Çünkü intihar haberleri yasaktır.” dedi.
Genç, bizdeki Leyla ile Mecnun’un Romeo ile Juliet’ten farkını
şöyle anlattı: “Bizdeki aşk hikâyesinde neden Leyla ile Mecnun
geçer biliyor musunuz? Çünkü ‘Leyl’ Arapçada gecedir, örtendir.
Mecnun da çıplaktır, örtünecek birini arar. Mecnun’daki mana da her
erkek kendini örtecek, gizleyecek birini bulduğunda âşık olur.

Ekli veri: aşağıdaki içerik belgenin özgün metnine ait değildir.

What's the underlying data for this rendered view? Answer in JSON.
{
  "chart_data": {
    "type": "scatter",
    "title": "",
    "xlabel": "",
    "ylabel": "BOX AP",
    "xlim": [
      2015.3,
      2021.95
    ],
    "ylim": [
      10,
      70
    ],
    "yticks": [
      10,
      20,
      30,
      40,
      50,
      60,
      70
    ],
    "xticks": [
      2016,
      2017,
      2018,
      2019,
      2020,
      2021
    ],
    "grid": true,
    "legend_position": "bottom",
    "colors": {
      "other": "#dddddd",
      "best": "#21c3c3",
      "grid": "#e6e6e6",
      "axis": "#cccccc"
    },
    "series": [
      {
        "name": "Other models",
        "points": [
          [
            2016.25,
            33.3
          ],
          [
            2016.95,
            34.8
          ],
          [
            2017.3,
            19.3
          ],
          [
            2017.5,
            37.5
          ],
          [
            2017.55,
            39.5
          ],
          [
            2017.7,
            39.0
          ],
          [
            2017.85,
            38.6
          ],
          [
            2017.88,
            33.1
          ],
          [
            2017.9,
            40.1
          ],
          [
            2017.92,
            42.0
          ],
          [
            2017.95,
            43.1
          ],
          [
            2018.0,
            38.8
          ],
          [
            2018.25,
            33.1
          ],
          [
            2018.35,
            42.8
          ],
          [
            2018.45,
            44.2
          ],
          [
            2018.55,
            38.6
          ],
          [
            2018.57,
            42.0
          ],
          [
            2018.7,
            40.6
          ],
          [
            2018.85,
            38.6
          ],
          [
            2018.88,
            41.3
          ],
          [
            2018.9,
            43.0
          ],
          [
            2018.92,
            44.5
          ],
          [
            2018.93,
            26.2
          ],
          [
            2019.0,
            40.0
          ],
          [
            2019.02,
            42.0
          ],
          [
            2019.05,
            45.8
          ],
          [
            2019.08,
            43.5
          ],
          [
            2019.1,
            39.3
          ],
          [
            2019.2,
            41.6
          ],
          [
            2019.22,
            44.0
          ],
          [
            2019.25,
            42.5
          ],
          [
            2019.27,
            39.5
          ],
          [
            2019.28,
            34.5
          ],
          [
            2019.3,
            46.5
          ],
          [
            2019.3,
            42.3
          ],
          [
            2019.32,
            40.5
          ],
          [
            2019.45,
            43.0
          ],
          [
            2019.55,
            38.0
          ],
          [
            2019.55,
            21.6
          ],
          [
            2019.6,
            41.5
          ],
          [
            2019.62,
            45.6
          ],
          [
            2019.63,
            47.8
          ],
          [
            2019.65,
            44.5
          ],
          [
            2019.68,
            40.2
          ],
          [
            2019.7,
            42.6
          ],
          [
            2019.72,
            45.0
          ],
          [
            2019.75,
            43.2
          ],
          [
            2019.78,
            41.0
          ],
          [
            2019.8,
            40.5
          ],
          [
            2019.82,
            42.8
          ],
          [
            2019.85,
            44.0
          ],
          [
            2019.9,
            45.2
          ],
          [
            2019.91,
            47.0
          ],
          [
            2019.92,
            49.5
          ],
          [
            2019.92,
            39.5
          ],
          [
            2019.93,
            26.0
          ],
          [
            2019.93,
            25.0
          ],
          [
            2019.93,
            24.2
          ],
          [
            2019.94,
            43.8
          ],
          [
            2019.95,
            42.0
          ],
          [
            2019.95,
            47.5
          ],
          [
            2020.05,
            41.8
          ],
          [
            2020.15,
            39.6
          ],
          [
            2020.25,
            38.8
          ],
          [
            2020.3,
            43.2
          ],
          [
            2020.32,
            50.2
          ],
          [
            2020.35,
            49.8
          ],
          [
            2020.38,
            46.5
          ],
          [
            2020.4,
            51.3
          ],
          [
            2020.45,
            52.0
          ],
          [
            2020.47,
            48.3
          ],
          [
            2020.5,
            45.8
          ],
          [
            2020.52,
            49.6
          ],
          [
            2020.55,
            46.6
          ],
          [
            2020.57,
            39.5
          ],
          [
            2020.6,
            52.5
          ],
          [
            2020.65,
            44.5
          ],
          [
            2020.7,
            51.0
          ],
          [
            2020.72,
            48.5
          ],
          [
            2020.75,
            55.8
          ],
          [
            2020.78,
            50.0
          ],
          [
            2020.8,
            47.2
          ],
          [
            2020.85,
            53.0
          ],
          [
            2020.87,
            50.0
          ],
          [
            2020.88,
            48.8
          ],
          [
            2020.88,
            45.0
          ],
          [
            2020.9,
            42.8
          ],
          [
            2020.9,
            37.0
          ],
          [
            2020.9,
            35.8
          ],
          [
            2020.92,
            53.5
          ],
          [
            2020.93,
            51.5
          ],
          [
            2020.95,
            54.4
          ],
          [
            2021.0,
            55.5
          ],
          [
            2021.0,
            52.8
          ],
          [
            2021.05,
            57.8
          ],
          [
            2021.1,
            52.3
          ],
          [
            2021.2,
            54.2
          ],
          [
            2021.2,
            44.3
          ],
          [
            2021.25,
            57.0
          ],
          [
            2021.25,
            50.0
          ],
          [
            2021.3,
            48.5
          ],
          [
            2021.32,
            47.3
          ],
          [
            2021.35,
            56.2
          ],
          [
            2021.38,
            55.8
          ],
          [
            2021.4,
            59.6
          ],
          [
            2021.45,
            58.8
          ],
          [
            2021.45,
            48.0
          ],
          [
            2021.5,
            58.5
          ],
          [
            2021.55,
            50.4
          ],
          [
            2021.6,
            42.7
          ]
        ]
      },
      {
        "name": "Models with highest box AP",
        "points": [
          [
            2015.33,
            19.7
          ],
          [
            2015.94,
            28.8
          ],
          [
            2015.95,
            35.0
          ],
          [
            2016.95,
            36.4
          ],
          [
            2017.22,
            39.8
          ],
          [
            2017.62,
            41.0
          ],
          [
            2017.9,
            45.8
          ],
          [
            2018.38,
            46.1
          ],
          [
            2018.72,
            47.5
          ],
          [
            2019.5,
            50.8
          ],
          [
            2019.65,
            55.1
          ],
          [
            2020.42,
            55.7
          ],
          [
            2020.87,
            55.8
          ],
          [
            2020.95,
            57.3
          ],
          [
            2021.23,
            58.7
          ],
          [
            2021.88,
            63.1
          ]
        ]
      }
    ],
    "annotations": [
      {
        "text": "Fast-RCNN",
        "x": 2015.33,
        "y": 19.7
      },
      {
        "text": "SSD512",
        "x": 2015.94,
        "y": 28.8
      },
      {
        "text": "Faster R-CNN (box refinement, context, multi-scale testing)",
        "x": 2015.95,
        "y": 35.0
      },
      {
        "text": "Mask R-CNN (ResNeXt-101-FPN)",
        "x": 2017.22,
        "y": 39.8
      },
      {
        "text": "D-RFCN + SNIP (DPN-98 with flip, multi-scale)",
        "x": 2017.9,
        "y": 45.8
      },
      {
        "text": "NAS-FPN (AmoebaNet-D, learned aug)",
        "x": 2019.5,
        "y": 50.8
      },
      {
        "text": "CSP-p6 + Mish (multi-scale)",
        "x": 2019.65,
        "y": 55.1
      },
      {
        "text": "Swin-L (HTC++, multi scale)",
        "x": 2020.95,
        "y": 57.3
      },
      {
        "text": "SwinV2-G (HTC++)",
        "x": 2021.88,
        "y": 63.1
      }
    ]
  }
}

Bulamadığında eksik kalır. Her kadın da örtecek gizleyecek birini
bulduğunda âşık olur. Bulamadığında o da eksik kalır. Oysa Romeo ve
Juliet’te bu yoktur. Ben, o mekâna ilk Fesih’le gitmiştim. Fesih
geceleri uyumazdı çünkü kendini örtecek biri yoktu. Leyla’sını
ararken Juliet’e âşık olunca bu da onun sonu oldu. Çünkü Juliet’in
dünyasındaki aşk ile onun dünyasındaki aşk farklıydı. Aşkın beden
hapsedildiği bir toprakta o, ruhi bir aşkı yeşertemezdi.
Yeşertemeyince kurudu. Kendisi Mecnun idi. Ancak çölde Juliet’i
arıyordu. Buraya geldiğimizde bugün ülkemizde bunlar olmuyor mu?
Leyla olarak gördüğümüz kızlar Juliet çıkmıyor mu? Bizim Leyla’mız
Juliet olmasın. Mecnun’larımız da Leyla’larını iyi tanısın. ”
Dramlardan birinin de “Şijofronik Gogito” hikâyesinde yaşandığının
altını çizen Genç, 21 yaşındaki Julia’nın yaşadıklarını anlattıktan
sonra önce aklının almadığını ve daha sonraları bu olayı çok fazla
sorgularını ifade etti. Genç, sözlerine şöyle devam etti: “Aynaya
baktığında yüzüne tüküren ve felsefe tahsili yapan bir kız. Bir
bunalım yaşıyor ama çıkış bulamıyor. O kız bir meczup olan Gregor’a
sığınmaya çalışıyordu. Annesi babası öğretmen, hali vakti yerinde
olmasına rağmen Julia’yı yanlarında istemiyorlardı. Julia, “21
yaşımdayım ve babam artık bana harçlık vermiyor. Hatta evden çıkmam
için beni zorluyorlar. Annemle babamın yanında da ben bedava
kalıyorum.’ diyordu. Ve para kazanmak için barlarda kendine içki
ısmarlattığı erkeklerle birlikte oluyordu. Ben “Şizofronik Gogito”
yazısındaki Julia’nın başına gelenlerin bizim kızlarımızın da
başına gelmesini istemediğim için yazdım. Biz de kızın evlenmesi
için ailesi zorluyor. Sonra sigortalı bir iş buluyor ki, orada
belki bir talibi çıkar, diye düşünüyor aile. Sonrasında ise kız
baskılara dayanamayıp sevmediği biriyle evleniyor.”